Call of the Sea. 10 dobrych gier inspirowanych mitologią Lovecrafta
- Cthulhu w .exe - 10 najlepszych gier inspirowanych mitologią Lovecrafta
- Call of Cthulhu: Mroczne zakątki świata
- Neverending Nightmares
- Call of the Sea
- Sanitarium
- Darkest Dungeon
- Sherlock Holmes: Przebudzenie
- Darkness Within: In Pursuit of Loath Nolder
- Call of Cthulhu
- Wszystkie gry Frictional Games (Penumbra, Amnesia, SOMA)
- The Sinking City
Call of the Sea
- Rok premiery: 2020
- Platformy: XSX, XOne, PC, PS4, PS5
- Gatunek: przygodówka eksploracyjna
- Inspiracje dziełami Lovecrafta: projekty postaci, klimat, teksty
- Co powiedzieliby o tym Wielcy Przedwieczni: „N’ghft gof’nnagl throd nnnebunma nglui”
Call of the Sea jest lovecraftowskie od początku do końca. Rozpoczyna się sekwencją pięknego koszmarnego snu, na dodatek w głębinach oceanu. A potem, im bardziej główna bohaterka pogrąża się w odmętach szaleństwa, tym więcej smaczków możemy wyłapać... by na koniec dać sobie z tym spokój – ostatecznie bowiem mniej elementów jest tu nielovecraftowskich niż tych inspirowanych twórczością samotnika z Providence.
Grze udało się uniknąć powielania gatunkowych klisz. Z jednej strony Call of the Sea nie nudzi dłużyznami znanymi z klasycznych przygodówek. Z drugiej nie jest też tym, co coraz częściej nazywane jest „symulatorem chodzenia”. Przez większość rozgrywki stara się plasować gdzieś pomiędzy, koncentrując się przede wszystkim na zapewnieniu widzowi jak najbardziej sugestywnego doświadczenia. I chwała twórcom za to, bo Call of the Sea potrafi wzbudzić ogromne emocje nawet wówczas, gdy pozornie nic się nie dzieje.

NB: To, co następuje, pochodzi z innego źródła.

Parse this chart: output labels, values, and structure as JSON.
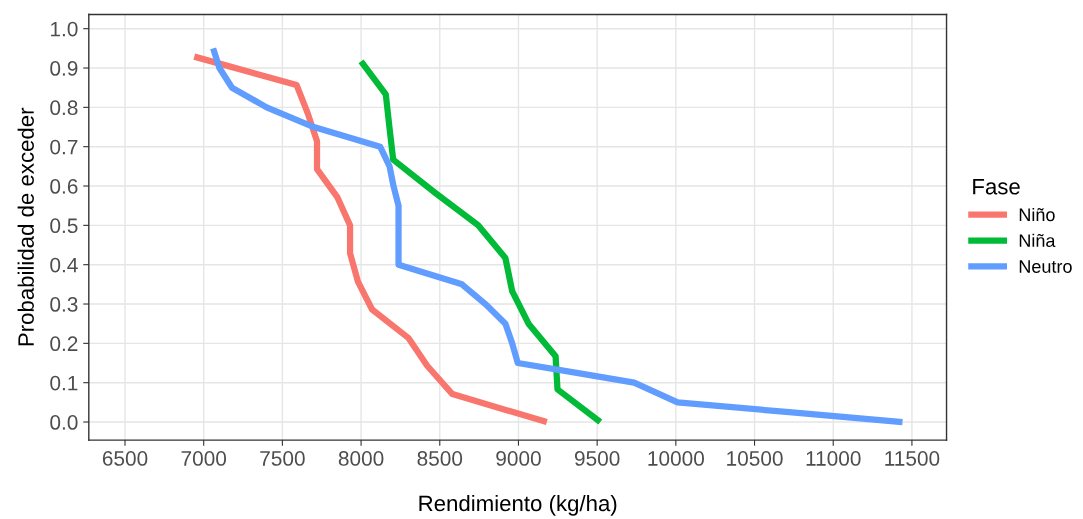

Od klasycznej lovecraftowskiej opowieści różnią grę dwa szczegóły. Pierwszy to miejsce akcji. Drugi – główną bohaterką jest tu kobieta. Samotnik z Providence niezwykle rzadko pisał o jakichkolwiek przedstawicielkach tej płci. A jeżeli już to robił, przemykały one szybko gdzieś przez drugi plan (wyjątkiem może być Matka Hydra, tyle że to przecież potwór, a nie protagonistka). Tak naprawdę twórcom udało się więc wzbogacić klasyczną historię, nie tracąc nic z tego, co w niej najlepsze. No, może bohaterka trochę za dużo do siebie gada, a niektóre zagadki bywają zbyt oczywiste, ale koniec końców nie pamięta się o tym niemal wcale, kiedy trzeba mierzyć się z niewypowiedzianym pradawnym złem.

Nad morzem rozbija się również drużyna zarażonych przez łupieżców umysłów bohaterów Baldur’s Gate III. Sama gra za wiele wspólnego z Lovecraftem nie ma, ale całkiem dużo projektów postaci i lokacji – zwłaszcza na samym początku – wydaje się tu żywcem wyjętych z twórczości pisarza. Sam piekielny statek z mackami i całą resztą to gotowy kandydat na staż u Wielkich Przedwiecznych.